Secondary endpoint	AZD7624 1.0 mg (n=107a)	Placebo (n=105)	AZD7624 vs placebo
	Change from baseline	Change from baseline	p-valueb
Number of ExDo events	40	29	0.25
Number of moderate or severe exacerbations	38	24	0.13
Number of moderate or severe exacerbations according to Anthonisen criteria fulfilled	17	15	0.75
Number of symptom-defined exacerbations as defined by EXACT daily dairy	42	50	0.44
Post-bronchodilator FEV1 (L)	−0.003 (0.26)	−0.03 (0.23)	0.51
Post-bronchodilator FVC (L)	−0.045 (0.40)	−0.018 (0.39)	0.05
FEV1/FVC	0.04 (0.06)	−0.007 (0.05)	0.15
SGRQ-C	−4.0 (19.6)	−5.1 (17.8)	0.52
TDI	1.6 (3.2)	1.7 (3.2)	0.49
EXACT E-RS	−0.2 (6.4)	−0.2 (6.3)	0.55
Use of reliever medication (average puffs per day)	−0.13 (2.27)	−0.29 (2.12)	0.22
Night-time awakenings (% of days during a 2-week period)	−8.98 (32.53)	−11.65 (33.90)	0.66
Secondary endpoint	AZD7624 (n=107a) vs placebo (n=105)
	HR	95% CI	p-valueb
Time to first moderate or severe exacerbations according to Anthonisen criteria fulfilled	0.93	0.43, 2.01	0.85
Time to symptom-defined exacerbations as defined by EXACT daily dairy	0.86	0.54, 1.38	0.54

Notes:

^aOne patient was excluded from the analysis following a review of protocol deviations owing to a lack of source data and Good Clinical Practice compliance.

^bMixed-effects repeated measures analysis, fitting treatment, country, LAMA maintenance treatment, visit, gender, smoking history, and treatment by visit interaction as fixed effects; patient as a random effect; and baseline assessment, age, BMI, and height as continuous covariates.
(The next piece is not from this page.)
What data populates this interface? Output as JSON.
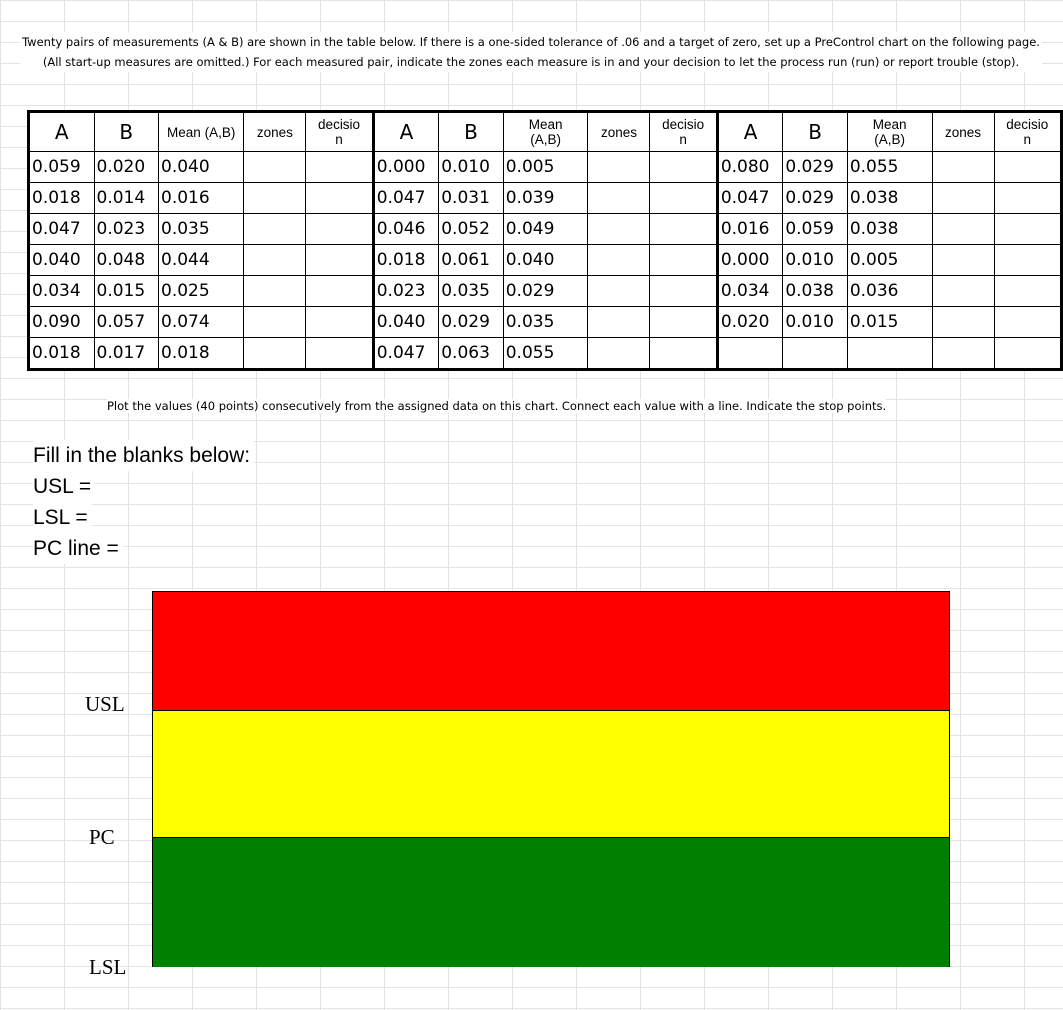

Abbreviations: BMI, body mass index; E-RS, Evaluating Respiratory Symptoms; ExDo, time to first event of moderate or severe COPD exacerbations or early dropout related to worsening of COPD symptoms; EXACT, EXAcerbations of Chronic pulmonary disease Tool; LAMA, long-acting muscarinic antagonist; SGRQ-C, St George’s Respiratory Questionnaire for COPD Patients; TDI, Transition Dyspnea Index.